Eine rechtliche und politische Begründung der zivilen Aufklärungsarbeit
Eine rechtliche und politische Begründung der zivilen Aufklärungsarbeit
Elias Davidsson, 21. April 2017
Das moderne Strafrecht hat das archaische Selbsthilferecht ersetzt. Menschen, die durch eine Straftat als Opfer oder Angehörige betroffen wurden, sind heute selbstverständlich nicht berechtigt, den mutmaßlichen Täter durch Rachehandlungen zu bestrafen bzw. zu töten. Im modernen Strafrecht übertragen die Bürger die Ermittlung, Verfolgung und Bestrafung der mutmaßlichen Straftäter staatlichen Instanzen, die dazu befugt sind, die öffentliche Ordnung aufrechtzuerhalten. Während die archaische Gesellschaft Straftaten in erster Linie als eine Angelegenheit der Familie der unmittelbaren Opfer sah, stellen Straftaten seit der Errichtung des modernen Strafrechts eine doppelte Verletzung dar, nämlich einen schweren Eingriff in die Rechte der unmittelbaren Opfer und gleichzeitig eine Verletzung der öffentlichen Ordnung.

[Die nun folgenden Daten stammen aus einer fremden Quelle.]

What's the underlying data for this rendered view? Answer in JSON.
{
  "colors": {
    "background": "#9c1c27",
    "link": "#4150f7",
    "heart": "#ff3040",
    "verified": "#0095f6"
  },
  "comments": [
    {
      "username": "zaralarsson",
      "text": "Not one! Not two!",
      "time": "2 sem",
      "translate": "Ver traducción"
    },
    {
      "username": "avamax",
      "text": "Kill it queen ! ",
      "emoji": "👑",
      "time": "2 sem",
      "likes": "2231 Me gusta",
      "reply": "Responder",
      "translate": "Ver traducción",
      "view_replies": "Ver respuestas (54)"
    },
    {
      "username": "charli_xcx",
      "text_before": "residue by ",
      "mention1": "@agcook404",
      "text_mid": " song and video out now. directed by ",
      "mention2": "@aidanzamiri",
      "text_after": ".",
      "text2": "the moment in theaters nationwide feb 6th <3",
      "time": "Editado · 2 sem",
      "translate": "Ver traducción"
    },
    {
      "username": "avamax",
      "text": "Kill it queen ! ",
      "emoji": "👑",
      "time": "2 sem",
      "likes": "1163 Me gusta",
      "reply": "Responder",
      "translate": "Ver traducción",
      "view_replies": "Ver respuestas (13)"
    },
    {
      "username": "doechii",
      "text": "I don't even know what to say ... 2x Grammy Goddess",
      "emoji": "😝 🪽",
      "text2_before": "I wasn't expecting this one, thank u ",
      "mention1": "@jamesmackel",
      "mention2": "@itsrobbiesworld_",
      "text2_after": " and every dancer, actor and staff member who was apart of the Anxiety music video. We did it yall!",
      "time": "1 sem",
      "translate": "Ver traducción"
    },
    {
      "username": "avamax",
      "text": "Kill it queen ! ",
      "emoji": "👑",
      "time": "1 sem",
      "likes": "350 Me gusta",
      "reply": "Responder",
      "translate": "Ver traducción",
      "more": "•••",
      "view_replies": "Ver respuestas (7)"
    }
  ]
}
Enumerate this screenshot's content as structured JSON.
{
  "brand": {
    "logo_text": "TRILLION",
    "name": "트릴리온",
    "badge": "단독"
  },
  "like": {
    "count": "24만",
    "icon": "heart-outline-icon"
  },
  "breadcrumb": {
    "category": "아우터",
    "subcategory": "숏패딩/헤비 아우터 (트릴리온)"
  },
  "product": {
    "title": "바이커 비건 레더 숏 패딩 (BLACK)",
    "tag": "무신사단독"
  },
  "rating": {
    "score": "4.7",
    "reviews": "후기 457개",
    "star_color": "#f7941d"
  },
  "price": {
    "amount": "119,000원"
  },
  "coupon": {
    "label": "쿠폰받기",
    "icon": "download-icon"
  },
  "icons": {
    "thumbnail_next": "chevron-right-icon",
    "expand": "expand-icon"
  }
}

Da Verletzungen des Strafrechts auch Verletzungen der öffentlichen Ordnung sind, kann auch konkret nachvollzogen werden: Erstens finden Gerichtsverhandlungen in Straffällen öffentlich statt und zweitens werden Urteile “im Namen des Volkes” verkündet. Darüber hinaus wird die Justiz durch Steuergelder der Bevölkerung finanziert. Schon alleine daraus entsteht ein berechtigtes Interesse der Bevölkerung, die Ausführung der behördlichen und gerichtlichen Aufgaben zu kontrollieren. Wer bezahlt hat, hat ein Anrecht zu wissen, was mit dem Geld gemacht wird.
Aus diesen Betrachtungen ergibt sich, dass die Öffentlichkeit – und das bedeutet selbstverständlich jeder mündige Bürger – ein Anrecht auf die Aufklärung von Straftaten und die gerechte Bestrafung oder den Freispruch des Verdächtigen besitzt. Der Bürger hat einen begründeten Anspruch auf die Wahrheit und die Gerechtigkeit.
Der Anspruch auf die Wahrheit in Strafsachen ist mittlerweile auch von der Menschenrechtskommission der Vereinigten Nationen als Bestandteil der Menschenrechte anerkannt worden. Das Europäische Gerichtshof für Menschenrechte hat ergänzend Kriterien zur Bewertung von staatlichen Ermittlungen erwirkt. Damit können staatlichen Ermittlungen als angemessen oder unangemessen bewertet werden.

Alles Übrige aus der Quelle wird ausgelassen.